La vicepresidenta Victoria Villarruel volvió a encender la interna dentro del Gobierno tras cuestionar con dureza a Vialidad Nacional y a su titular Marcelo Campoy, luego de que el organismo cobrara $560.000 a la Iglesia de Misiones para permitir la tradicional peregrinación hacia Nuestra Señora de Loreto.

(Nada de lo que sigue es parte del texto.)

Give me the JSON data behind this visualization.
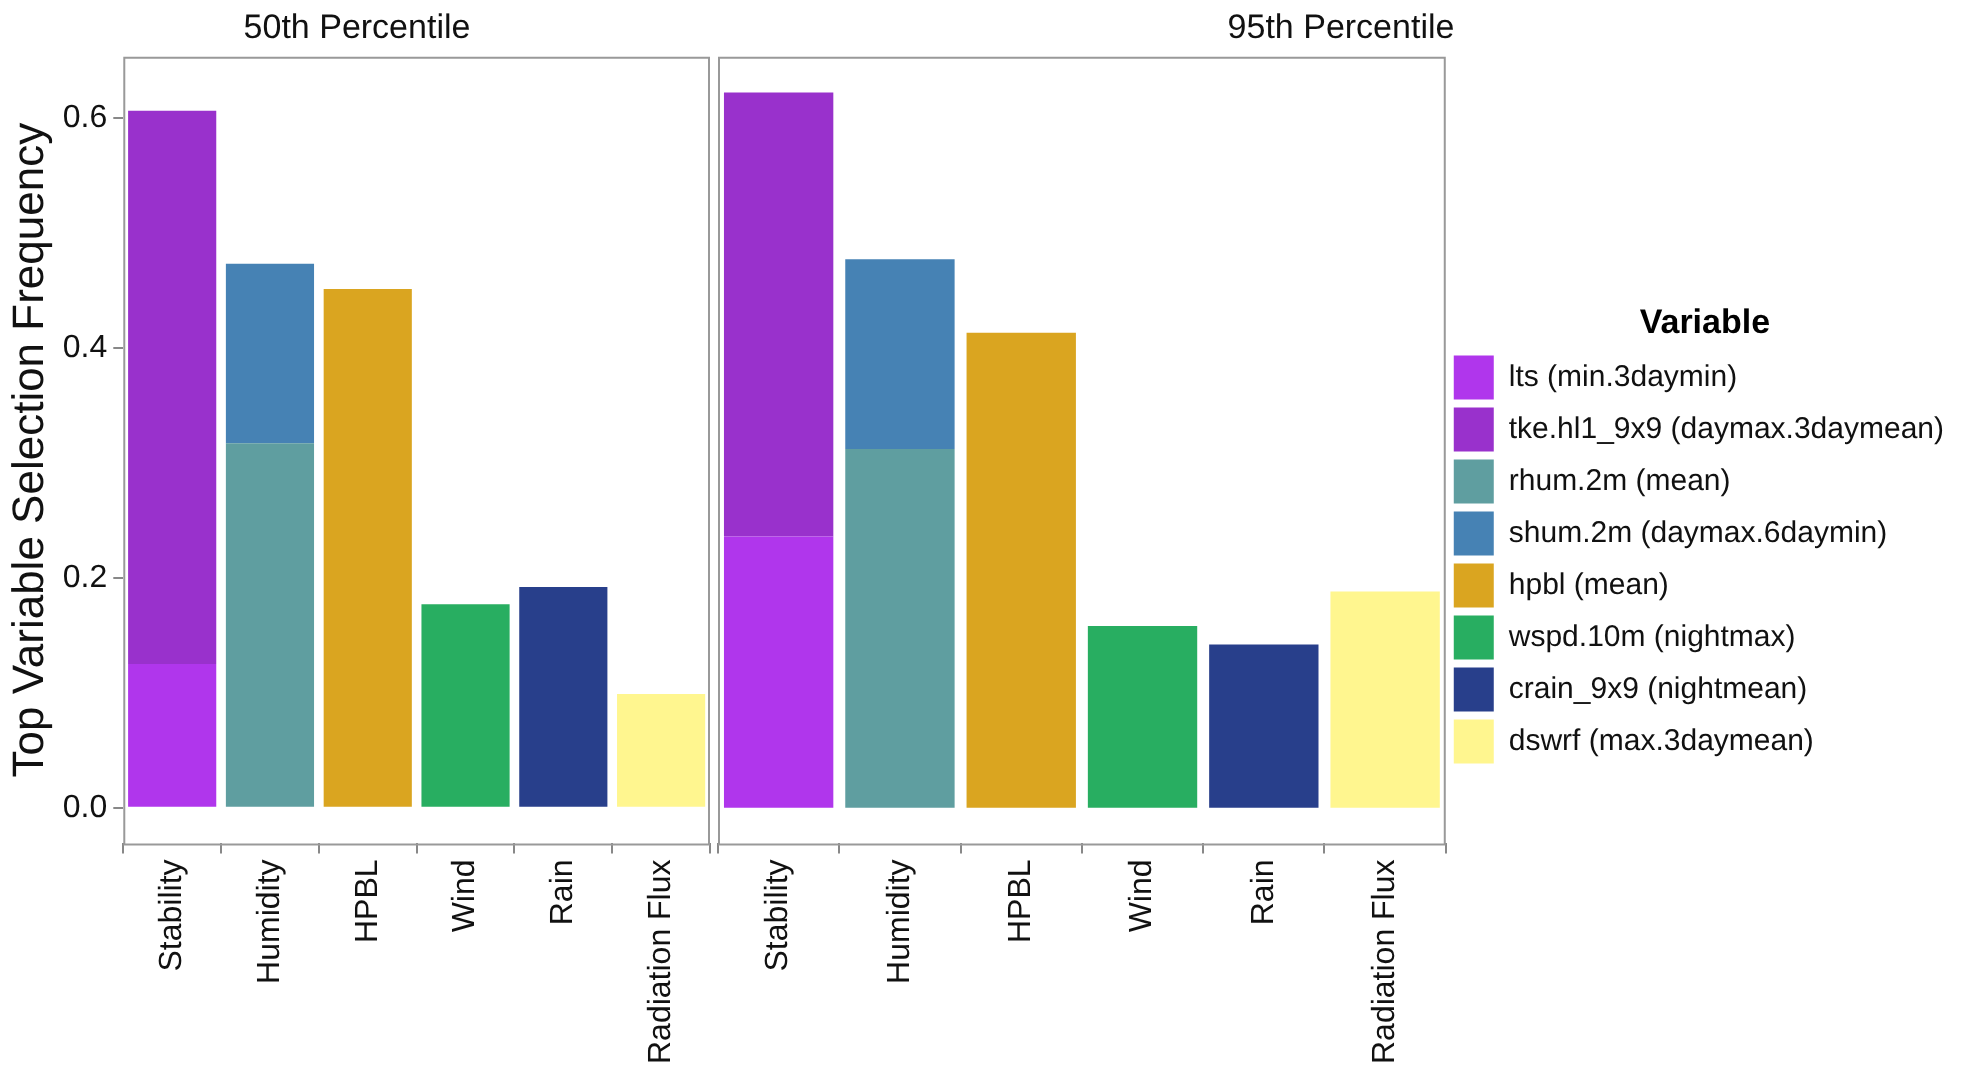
{
  "chart_data": [
    {
      "type": "bar",
      "title": "50th Percentile",
      "ylabel": "Top Variable Selection Frequency",
      "categories": [
        "Stability",
        "Humidity",
        "HPBL",
        "Wind",
        "Rain",
        "Radiation Flux"
      ],
      "stacked": true,
      "ylim": [
        -0.031,
        0.653
      ],
      "yticks": [
        {
          "value": 0,
          "label": "0.0"
        },
        {
          "value": 0.2,
          "label": "0.2"
        },
        {
          "value": 0.4,
          "label": "0.4"
        },
        {
          "value": 0.6,
          "label": "0.6"
        }
      ],
      "grid": false,
      "legend": false,
      "series": [
        {
          "color": "#b036ec",
          "values": [
            0.125,
            null,
            null,
            null,
            null,
            null
          ]
        },
        {
          "color": "#9931cc",
          "values": [
            0.481,
            null,
            null,
            null,
            null,
            null
          ]
        },
        {
          "color": "#5f9ea0",
          "values": [
            null,
            0.317,
            null,
            null,
            null,
            null
          ]
        },
        {
          "color": "#4682b4",
          "values": [
            null,
            0.156,
            null,
            null,
            null,
            null
          ]
        },
        {
          "color": "#daa520",
          "values": [
            null,
            null,
            0.451,
            null,
            null,
            null
          ]
        },
        {
          "color": "#28ae61",
          "values": [
            null,
            null,
            null,
            0.177,
            null,
            null
          ]
        },
        {
          "color": "#283f8b",
          "values": [
            null,
            null,
            null,
            null,
            0.192,
            null
          ]
        },
        {
          "color": "#fff68f",
          "values": [
            null,
            null,
            null,
            null,
            null,
            0.099
          ]
        }
      ]
    },
    {
      "type": "bar",
      "title": "95th Percentile",
      "legend_title": "Variable",
      "categories": [
        "Stability",
        "Humidity",
        "HPBL",
        "Wind",
        "Rain",
        "Radiation Flux"
      ],
      "stacked": true,
      "ylim": [
        -0.031,
        0.653
      ],
      "tick_labels": "x",
      "grid": false,
      "legend": "right",
      "series": [
        {
          "name": "lts (min.3daymin)",
          "color": "#b036ec",
          "values": [
            0.236,
            null,
            null,
            null,
            null,
            null
          ]
        },
        {
          "name": "tke.hl1_9x9 (daymax.3daymean)",
          "color": "#9931cc",
          "values": [
            0.386,
            null,
            null,
            null,
            null,
            null
          ]
        },
        {
          "name": "rhum.2m (mean)",
          "color": "#5f9ea0",
          "values": [
            null,
            0.312,
            null,
            null,
            null,
            null
          ]
        },
        {
          "name": "shum.2m (daymax.6daymin)",
          "color": "#4682b4",
          "values": [
            null,
            0.165,
            null,
            null,
            null,
            null
          ]
        },
        {
          "name": "hpbl (mean)",
          "color": "#daa520",
          "values": [
            null,
            null,
            0.413,
            null,
            null,
            null
          ]
        },
        {
          "name": "wspd.10m (nightmax)",
          "color": "#28ae61",
          "values": [
            null,
            null,
            null,
            0.158,
            null,
            null
          ]
        },
        {
          "name": "crain_9x9 (nightmean)",
          "color": "#283f8b",
          "values": [
            null,
            null,
            null,
            null,
            0.142,
            null
          ]
        },
        {
          "name": "dswrf (max.3daymean)",
          "color": "#fff68f",
          "values": [
            null,
            null,
            null,
            null,
            null,
            0.188
          ]
        }
      ]
    }
  ]
}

Por primera vez en 24 años, los fieles tuvieron que pagar un canon para caminar por la Ruta Nacional 12, decisión que generó indignación en la comunidad religiosa y un fuerte rechazo político.
Villarruel no se guardó nada y disparó:
“¿Quién puede pensar que es sensato obligar a peregrinantes a pagar por caminar a la vera de una ruta? La libertad, bien, gracias”.
La crítica golpea directo al corazón del discurso libertario del Gobierno, que promete menos intervención estatal, pero que en este caso aplicó un cobro inédito a una manifestación religiosa histórica.
Desde Vialidad argumentan que el canon se ampara en la Ley de Tránsito, aunque la Iglesia asegura que la notificación llegó con muy poca anticipación y que no hubo ningún servicio o mejora extra por parte del Estado.
CONTEXTO
Esta polémica se da en medio de una creciente tensión entre Villarruel y el presidente Javier Milei. La vicepresidenta intenta sostener su perfil conservador y católico, mientras cuestiona decisiones de la gestión libertaria que considera contradictorias con la defensa de la libertad y las tradiciones.
El episodio no solo impacta en Misiones: también alimenta el debate nacional sobre el rol del Estado, el derecho a la libre expresión de la fe y los límites de la política de “todo se paga.